Friday, 26 October 2012

Scars


I've started treatment with a new physiotherapist for a long-standing injury. The problem began a couple of years ago with a muscle tear in my right groin (acquired pushing a heavy mower out of a ditch). At first I was impatient with my slow recovery and eager to prepare for two overseas trips I'd booked (to Chile and Bhutan) so I began my activities again (walking and cycling) and built up the intensity. But soon my groin became sensitive, then painful and then intensely painful and I was forced to stop. So I rested for a while (days perhaps weeks), then began again: but each time I built up my activity, the pain would return and the unhappy cycle would repeat. I became stuck in a series of peaks (rising activity) and troughs (pain and depression) – the pattern of a chronic injury.

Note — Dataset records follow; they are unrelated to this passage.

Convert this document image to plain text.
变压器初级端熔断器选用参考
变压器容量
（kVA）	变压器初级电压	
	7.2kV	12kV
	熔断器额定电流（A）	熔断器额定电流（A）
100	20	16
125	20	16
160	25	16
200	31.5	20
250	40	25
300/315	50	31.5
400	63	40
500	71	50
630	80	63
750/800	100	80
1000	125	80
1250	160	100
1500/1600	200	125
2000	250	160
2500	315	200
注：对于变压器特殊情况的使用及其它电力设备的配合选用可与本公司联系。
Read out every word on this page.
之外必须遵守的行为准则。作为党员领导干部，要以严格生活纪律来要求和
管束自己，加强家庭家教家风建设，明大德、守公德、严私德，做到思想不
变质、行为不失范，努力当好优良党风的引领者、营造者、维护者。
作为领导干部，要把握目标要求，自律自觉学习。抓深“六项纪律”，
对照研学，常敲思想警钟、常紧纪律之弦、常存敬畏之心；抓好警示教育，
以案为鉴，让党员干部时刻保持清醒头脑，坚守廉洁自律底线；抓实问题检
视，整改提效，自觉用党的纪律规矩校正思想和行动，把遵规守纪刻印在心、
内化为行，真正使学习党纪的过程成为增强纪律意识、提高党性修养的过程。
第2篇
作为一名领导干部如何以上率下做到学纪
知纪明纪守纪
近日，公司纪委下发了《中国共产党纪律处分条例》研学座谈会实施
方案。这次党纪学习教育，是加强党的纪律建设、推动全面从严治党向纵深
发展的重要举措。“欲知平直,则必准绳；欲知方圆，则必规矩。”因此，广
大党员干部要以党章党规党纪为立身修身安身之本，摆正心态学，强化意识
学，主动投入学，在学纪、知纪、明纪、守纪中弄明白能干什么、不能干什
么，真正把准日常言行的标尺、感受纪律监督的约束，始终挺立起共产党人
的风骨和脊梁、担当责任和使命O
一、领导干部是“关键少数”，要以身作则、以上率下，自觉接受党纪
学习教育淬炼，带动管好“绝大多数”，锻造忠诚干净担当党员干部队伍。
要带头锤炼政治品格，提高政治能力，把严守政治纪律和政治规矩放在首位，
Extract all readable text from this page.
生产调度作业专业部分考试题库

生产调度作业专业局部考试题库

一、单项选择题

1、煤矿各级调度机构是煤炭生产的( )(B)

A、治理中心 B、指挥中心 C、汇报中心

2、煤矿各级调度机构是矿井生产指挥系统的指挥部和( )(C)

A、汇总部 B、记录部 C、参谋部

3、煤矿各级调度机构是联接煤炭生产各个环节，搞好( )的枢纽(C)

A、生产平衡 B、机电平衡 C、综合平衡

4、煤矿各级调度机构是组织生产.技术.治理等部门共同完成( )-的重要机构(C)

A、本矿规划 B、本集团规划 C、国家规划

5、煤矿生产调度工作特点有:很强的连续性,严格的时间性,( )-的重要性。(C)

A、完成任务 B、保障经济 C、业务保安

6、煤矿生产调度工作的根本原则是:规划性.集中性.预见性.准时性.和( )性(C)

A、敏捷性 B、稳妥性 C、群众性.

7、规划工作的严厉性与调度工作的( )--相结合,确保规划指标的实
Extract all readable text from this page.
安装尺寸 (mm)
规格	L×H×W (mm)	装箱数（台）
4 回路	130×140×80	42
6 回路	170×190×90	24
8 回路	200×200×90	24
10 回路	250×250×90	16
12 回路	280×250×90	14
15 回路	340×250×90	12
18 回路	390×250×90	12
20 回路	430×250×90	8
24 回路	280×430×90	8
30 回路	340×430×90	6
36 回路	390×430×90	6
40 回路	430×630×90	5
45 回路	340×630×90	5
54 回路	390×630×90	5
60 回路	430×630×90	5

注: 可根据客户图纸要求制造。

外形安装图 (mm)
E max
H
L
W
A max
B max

I ended up having to cancel my overseas trips and claim the money back from insurance. Then I became seriously ill and all thoughts of such activities evaporated. This year, as I recovered, I began to walk further and more often. Stupidly, I managed to pull the muscle in my groin again working in the garden. I rested for a while, then returned to easy walking and started to do more. But the old problems quickly recurred and again I found myself stuck with a chronic injury. I began to fear that I would be unable to do hillwalking and cycling ever again. These were activities I had enjoyed for many years; I valued them and I wanted to be able to have them in my life. So I resolved to try all available treatment options before I abandoned hope: I went to a physio, then an osteopath, an acupuncturist and most recently to a new physio.

The new physio started out my treatment in a different way, by explaining what was happening to me in the chronic injury cycle. I thought that each time I got to the point of intense pain I was re-injuring myself – and this had happened again and again. She said no: the level of pain in my groin was a warning sign (the level of tissue damage was a good way beyond). And each time I exceeded the level of pain (before backing off), I was actually lowering the level at which my groin would become painful the next time. In effect I was teaching my brain to become more and more hypersensitive about my right groin.

In her opinion the injured tissues in my groin should have healed up some while ago. Her treatment strategy was twofold:

Firstly, to get me to do gentle and regular stretching to correctly align the underlying postural muscles around my pelvis.

Secondly, to get me to do my activities at much lower levels of intensity and in a much more controlled way. I should build up carefully and slowly to the point of sensitivity and then scale back. Importantly, I should not stop at this point, but do my activity again the next day (or the day after) and carefully build up to the level of sensitivity again and scale back again. In this way I would progressively be raising my body's threshold of sensitivity and expanding my level of pain-free activity.

I've been following this new approach for just a couple of weeks – so far so good.